The Supreme Court has decided not to hear the National Organization for Marriage’s challenge to Maine’s campaign finance laws:
The Supreme Court on Monday refused to hear a constitutional challenge to a Maine law that requires those seeking to raise and spend money in state election campaigns to organize as a political action committee for that activity, and make significant disclosures about their financial operations. That was challenged in a petition, National Organization for Marriage v. McKee (11-599), after the state law was upheld by the First Circuit Court.
Though this may be perceived as a non-event, it represents a huge defeat for the anti-gay organization’s secrecy and as well as its self-victimizing claims that supporters of “traditional marriage” are persecuted for their beliefs. NOM was one of the top fundraisers supporting Maine’s Question 1 in 2009, a people’s veto of marriage equality legislation that ended up passing. For three years, NOM has used this lawsuit to keep the sources of its funding hidden, but now the organization has no other avenues to appeal, having lost every step of the way.
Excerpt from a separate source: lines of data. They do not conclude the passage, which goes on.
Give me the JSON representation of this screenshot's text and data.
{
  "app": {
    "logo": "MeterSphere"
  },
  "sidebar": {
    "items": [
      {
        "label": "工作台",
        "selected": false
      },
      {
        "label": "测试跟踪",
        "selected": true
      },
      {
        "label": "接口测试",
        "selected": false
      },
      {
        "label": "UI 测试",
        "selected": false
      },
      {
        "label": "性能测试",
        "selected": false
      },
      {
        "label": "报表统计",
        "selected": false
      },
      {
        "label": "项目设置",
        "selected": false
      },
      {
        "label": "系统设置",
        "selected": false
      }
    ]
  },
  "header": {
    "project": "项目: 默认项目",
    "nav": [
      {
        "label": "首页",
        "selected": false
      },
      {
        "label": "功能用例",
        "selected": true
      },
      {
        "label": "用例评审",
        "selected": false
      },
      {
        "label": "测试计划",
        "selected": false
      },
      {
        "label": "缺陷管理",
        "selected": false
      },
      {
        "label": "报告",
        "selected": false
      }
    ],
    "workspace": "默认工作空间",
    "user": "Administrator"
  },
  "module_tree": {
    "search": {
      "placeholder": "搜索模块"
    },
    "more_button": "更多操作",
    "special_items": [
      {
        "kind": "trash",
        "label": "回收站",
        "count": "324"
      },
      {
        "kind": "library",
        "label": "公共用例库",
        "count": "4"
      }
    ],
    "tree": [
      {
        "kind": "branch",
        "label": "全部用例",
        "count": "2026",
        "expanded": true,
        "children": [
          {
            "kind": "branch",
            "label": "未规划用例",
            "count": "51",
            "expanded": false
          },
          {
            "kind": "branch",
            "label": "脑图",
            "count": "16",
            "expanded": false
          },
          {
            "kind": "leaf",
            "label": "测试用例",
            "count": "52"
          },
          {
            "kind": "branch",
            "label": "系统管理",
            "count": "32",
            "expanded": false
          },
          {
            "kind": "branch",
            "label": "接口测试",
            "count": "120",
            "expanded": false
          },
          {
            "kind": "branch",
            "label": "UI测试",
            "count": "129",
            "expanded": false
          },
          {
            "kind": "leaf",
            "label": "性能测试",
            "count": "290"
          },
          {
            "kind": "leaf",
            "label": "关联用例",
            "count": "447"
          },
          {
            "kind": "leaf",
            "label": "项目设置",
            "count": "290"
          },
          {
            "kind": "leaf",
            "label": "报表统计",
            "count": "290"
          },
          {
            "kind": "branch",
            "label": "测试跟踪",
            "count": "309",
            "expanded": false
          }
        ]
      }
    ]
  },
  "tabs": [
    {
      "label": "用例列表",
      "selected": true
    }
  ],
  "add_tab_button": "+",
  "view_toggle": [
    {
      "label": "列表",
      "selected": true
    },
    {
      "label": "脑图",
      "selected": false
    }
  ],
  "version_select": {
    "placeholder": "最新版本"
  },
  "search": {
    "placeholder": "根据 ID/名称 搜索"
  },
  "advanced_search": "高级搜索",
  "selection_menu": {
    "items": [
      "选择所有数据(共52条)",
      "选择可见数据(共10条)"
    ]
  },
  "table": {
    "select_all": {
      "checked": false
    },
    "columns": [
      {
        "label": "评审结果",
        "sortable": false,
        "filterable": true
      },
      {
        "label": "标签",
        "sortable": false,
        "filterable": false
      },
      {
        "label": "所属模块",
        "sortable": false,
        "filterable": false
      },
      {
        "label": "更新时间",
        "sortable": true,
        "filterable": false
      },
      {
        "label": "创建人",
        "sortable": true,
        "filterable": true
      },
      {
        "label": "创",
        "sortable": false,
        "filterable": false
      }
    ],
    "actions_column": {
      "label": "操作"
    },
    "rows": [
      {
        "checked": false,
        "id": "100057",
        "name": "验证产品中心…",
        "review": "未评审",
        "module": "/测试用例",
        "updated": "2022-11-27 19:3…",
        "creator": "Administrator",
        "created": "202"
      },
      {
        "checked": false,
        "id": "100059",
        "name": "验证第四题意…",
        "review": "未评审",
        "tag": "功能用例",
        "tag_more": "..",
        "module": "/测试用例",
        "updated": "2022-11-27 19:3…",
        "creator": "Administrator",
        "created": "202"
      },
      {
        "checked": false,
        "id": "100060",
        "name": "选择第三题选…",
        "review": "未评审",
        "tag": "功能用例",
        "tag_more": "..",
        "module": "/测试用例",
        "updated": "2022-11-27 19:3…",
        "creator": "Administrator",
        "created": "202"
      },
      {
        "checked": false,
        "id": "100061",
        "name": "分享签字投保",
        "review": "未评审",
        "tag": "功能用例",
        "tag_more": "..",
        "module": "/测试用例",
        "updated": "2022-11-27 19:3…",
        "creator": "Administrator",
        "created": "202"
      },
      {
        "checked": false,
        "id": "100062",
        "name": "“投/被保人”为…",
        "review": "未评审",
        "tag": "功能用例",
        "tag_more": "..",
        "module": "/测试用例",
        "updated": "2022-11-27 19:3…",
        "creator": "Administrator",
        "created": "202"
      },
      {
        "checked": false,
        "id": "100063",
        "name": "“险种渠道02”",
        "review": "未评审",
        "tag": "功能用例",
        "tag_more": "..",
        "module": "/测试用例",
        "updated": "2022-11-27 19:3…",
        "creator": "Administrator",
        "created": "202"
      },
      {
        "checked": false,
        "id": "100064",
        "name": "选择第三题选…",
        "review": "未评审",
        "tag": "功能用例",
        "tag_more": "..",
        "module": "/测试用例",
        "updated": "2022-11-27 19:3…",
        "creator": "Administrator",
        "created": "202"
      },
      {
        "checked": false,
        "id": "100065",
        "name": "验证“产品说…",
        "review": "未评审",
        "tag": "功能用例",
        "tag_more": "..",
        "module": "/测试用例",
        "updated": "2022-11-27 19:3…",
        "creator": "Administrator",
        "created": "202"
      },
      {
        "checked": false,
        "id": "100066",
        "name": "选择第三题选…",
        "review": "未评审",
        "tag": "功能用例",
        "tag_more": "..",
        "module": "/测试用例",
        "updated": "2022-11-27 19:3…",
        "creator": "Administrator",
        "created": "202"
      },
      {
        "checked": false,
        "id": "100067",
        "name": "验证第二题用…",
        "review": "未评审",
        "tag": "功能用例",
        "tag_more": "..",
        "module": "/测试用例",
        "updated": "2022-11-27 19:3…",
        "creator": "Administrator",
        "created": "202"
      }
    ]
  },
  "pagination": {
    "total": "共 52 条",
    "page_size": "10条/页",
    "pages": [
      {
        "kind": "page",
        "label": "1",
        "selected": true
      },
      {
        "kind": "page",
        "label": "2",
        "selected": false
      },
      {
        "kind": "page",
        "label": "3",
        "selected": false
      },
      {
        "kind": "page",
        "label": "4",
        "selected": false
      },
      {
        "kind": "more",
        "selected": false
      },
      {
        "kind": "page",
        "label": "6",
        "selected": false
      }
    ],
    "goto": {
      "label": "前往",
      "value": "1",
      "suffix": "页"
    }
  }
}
Though their identities remain unknown, NOM has a select group of donors that fund most of its operations. In the meantime, it purports to have a broad base of “members,” even though it doesn’t collect any money from membership dues. It is particularly fortuitous that NOM faces this loss in addition to its similar setback in Washington state, as both states are planning for referenda to approve marriage equality this year. Unfortunately for Brian Brown, John Eastman, Maggie Gallagher, and the rest of the NOM crew, free speech does not come without the cost of accountability, and the world might soon see just how NOM has paid for its.